Stuhr(-Rommereim), Rebecca (Ann) 1958-
STUHR(-ROMMEREIM), Rebecca (Ann) 1958-
PERSONAL: Born January 6, 1958, in Oakland, CA; daughter of Walter Martin (a theologian) and Barbara Jean (an artist and homemaker; maiden name, Gordon) Stuhr; married John Rommereim, January 1, 1979 (divorced, April 14, 1997); children: Helen Rachel, Martin Samuel Lee. Ethnicity: "Central/Northern European." Education: St. Olaf College, B.A., 1980; University of California—Berkeley, M.L.I.S., 1984. Politics: Democrat. Religion: Lutheran. Hobbies and other interests: Biking, gardening, music, reading.
ADDRESSES: Home—1418 Spencer St., Grinnell, IA 50112. Office—Burling Library, Grinnell College, 1111 Sixth Ave., Grinnell, IA 50112-1690; fax: 641-269-4283. E-mail—[email protected]
CAREER: University of Kansas, Lawrence, reference librarian and German bibliographer, 1984-88; Grinnell College, Grinnell, IA, collection development and preservation librarian, 1988—. Flutist, performing Baroque and modern music, including the recording Sonatas for Flute and Harpsichord, Centaur Records, 1996, and Benedetto Marcello: Flute Sonatas, Opus 2, Centaur Records, 2003; gives music lessons. Iowa Conservation and Preservation Consortium, member of board of directors, 1990-2002.
MEMBER: American Library Association, Early Music America, Iowa Library Association.
Autobiographies by Americans of Color, 1980-1994: An Annotated Bibliography, Whitston (Troy, NY), 1997.
(With Deborah Iwabuchi) Autobiographies by Americans of Color, 1995-2000: An Annotated Bibliography, Whitston (Troy, NY), 2003.
Contributor to periodicals, including Choice, Archival Products News, and Library Journal.
WORK IN PROGRESS: Research on preservation in small colleges, computers in the classroom, and the Internet and society; continuing research on ethnic materials and autobiography.
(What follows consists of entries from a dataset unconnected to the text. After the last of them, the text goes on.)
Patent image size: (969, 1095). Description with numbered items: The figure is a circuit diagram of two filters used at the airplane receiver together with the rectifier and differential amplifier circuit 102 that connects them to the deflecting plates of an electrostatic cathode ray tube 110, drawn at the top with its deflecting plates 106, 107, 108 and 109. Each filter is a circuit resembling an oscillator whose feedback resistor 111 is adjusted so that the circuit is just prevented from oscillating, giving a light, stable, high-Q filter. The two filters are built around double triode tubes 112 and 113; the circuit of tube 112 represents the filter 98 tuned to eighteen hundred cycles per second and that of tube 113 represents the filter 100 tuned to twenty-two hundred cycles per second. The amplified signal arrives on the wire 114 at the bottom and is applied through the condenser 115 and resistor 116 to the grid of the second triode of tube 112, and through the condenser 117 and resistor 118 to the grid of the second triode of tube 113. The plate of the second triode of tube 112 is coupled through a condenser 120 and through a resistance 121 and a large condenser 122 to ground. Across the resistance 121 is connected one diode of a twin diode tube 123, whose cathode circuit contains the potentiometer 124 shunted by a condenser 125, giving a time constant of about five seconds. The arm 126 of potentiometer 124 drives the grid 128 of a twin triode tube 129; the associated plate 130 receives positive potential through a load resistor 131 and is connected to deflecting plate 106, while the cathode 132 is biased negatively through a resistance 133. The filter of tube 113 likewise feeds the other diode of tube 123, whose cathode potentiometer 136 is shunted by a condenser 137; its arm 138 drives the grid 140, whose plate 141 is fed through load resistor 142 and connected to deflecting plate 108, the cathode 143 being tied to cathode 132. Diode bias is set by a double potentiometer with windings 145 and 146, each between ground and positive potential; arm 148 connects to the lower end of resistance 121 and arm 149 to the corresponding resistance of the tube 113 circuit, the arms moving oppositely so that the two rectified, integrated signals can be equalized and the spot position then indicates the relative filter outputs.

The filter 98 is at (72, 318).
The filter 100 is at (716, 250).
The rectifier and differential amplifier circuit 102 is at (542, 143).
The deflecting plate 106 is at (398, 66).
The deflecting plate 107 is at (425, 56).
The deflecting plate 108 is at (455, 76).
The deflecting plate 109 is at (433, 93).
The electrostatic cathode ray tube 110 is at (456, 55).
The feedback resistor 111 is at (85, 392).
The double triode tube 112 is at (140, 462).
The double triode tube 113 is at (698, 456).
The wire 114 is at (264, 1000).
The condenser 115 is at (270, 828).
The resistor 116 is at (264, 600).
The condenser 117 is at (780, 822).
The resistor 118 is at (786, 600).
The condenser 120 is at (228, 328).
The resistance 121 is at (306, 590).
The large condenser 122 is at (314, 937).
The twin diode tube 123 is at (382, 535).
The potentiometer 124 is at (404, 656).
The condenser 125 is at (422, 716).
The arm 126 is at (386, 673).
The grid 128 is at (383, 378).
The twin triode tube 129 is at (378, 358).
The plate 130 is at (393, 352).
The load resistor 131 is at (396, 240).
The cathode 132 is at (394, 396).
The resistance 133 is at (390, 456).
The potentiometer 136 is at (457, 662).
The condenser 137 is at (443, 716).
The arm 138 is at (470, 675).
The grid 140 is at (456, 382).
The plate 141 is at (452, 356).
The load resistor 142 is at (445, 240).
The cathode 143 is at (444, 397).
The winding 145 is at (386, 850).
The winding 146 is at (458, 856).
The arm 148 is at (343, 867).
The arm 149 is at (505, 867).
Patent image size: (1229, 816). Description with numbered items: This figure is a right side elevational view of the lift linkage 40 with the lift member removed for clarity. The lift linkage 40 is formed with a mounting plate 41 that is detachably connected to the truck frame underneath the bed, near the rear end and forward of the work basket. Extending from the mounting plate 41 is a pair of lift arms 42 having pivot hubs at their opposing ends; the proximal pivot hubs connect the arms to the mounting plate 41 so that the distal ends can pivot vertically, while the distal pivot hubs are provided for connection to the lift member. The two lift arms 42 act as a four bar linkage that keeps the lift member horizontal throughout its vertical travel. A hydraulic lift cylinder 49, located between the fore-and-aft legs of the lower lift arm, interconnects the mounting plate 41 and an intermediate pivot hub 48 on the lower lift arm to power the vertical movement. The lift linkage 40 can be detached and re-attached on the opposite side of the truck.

SIDELIGHTS: Rebecca Stuhr once told CA: "As a librarian, I'm particularly concerned with representing and promoting the works of a broad spectrum of writers, especially those who have been excluded from the traditional canon. In compiling and annotating my bibliography, I wanted to bring attention to personal accounts of success, failure, exclusion, or painful and positive experience, so that people who had little or no experience of this would have a better sense of what it means to be the 'other,' and so that those whose experiences were similar could read about people like themselves, for inspiration or to gain a sense of not being alone. We all need to be able to put ourselves in other people's shoes."